Hier le Premier ministre Jean Castex, invité de la matinale de France Inter, a fait le point sur la rentrée et les mesures prises pour préparer et aborder au mieux la rentrée. Coronavirus, masques, télétravail, plan de relance…Retrouvez via cet article l’ensemble des éléments qu’il a évoqués.

PLAN DE RELANCE

Le Premier ministre a d’abord précisé que le plan de relance, déjà bouclé, serait présenté le jeudi 3 septembre, avec une priorité tournée vers l’emploi. Ce plan s’inscrit dans la continuité des décisions fortes et ambitieuses prise par le précédent Gouvernement face à la crise.

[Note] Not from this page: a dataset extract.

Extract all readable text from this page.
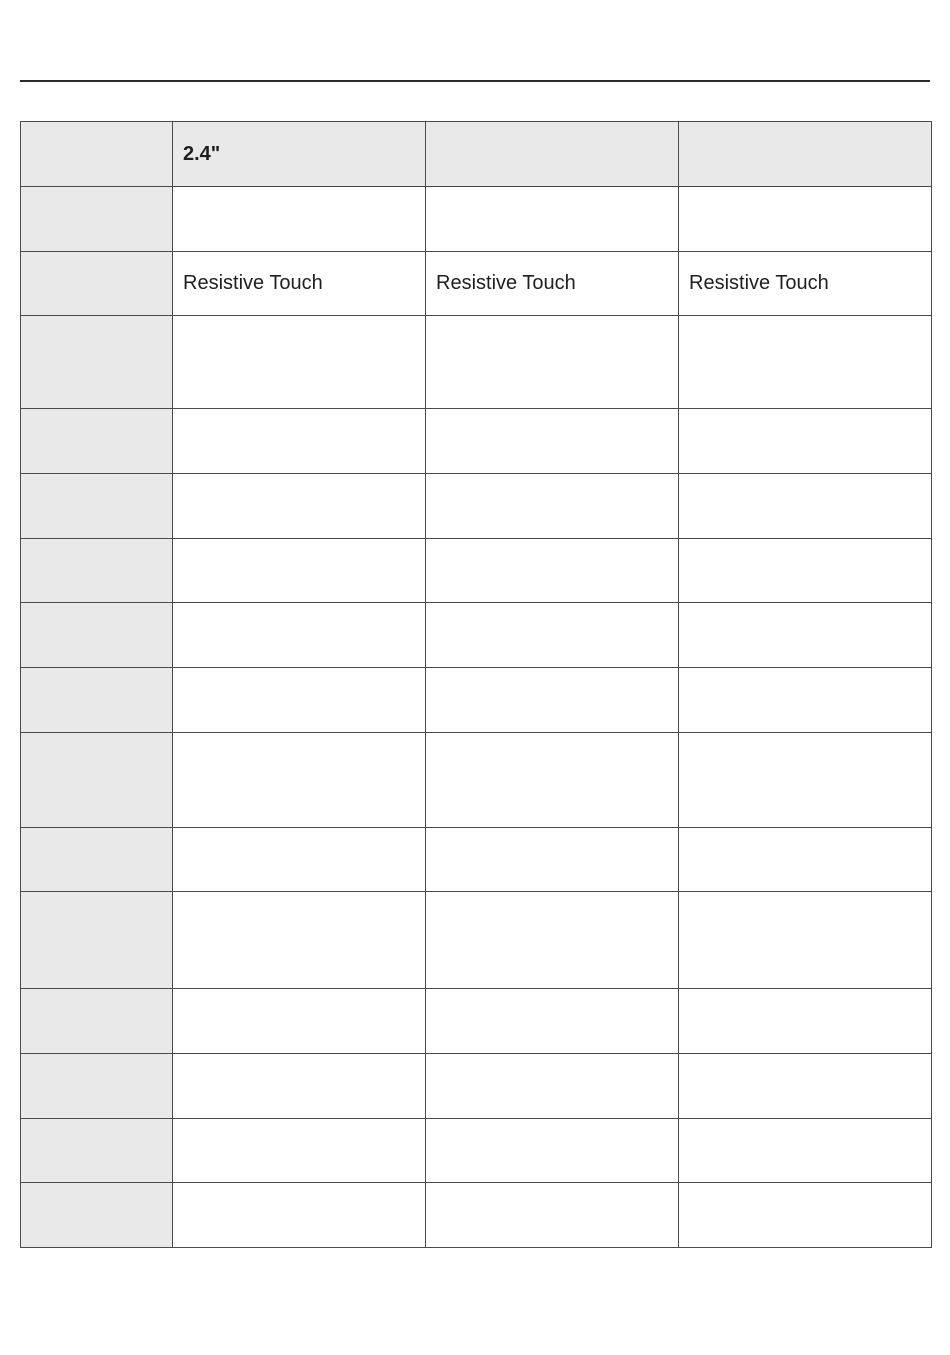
	2.4"		

	Resistive Touch	Resistive Touch	Resistive Touch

Jean Castex a précisé que ce plan de relance de 100 milliards d’euros (dont 40 milliards financés par l’Europe) n’entraînerait pas de hausse d’impôts. Il a indiqué, par exemple, qu’une dotation exceptionnelle de 2 milliards d’euros serait versée au secteur culturel, fortement touché par la crise.

EPIDEMIE DE COVID-19

Le Premier ministre a rappelé que « lutter contre l’épidémie est un défi collectif » et que tout le monde doit se sentir concerné, l’État assumant de son côté sa part de responsabilité.

HYPOTHESE D’UN RECONFINEMENT

Bien que ce ne soit pas son objectif, le Gouvernement a envisagé toutes les hypothèses, notamment des re-confinements localisés. Nous nous devons de continuer à être vigilants ensemble et poursuivre nos efforts.

MASQUES

À ceux qui remettent en cause le port du masque, le Premier ministre a répondu que « le masque est extrêmement utile », les appelant à « penser aux autres », en particulier aux personnes vulnérables et aux personnels soignants. D’une manière générale, il a appelé à l’esprit de responsabilité car « le virus est toujours là », et l’État ne baisse pas la garde.

L’objectif du Gouvernement est de tout faire pour que les Français reprennent l’école, le travail, leur vie sociale le plus normalement possible en se protégeant contre le virus. Le Premier ministre a confirmé également qu’il n’y aurait pas de distribution gratuite de masques par l’État pour tous les élèves.

Sur le sujet de la gratuité du masque, il n’y a pas de défaillance de l’Etat pour assurer que toutes et tous puissent être équipés. En effet, deux cas de gratuité, portés par l’État, existent :

  • pour les personnes vulnérables sur des critères médicaux avec une prescription médicale,
  • pour les familles aux ressources modestes : 50 millions de masques ont été distribués par la Poste à 3 millions de familles, soit 9 millions de Français.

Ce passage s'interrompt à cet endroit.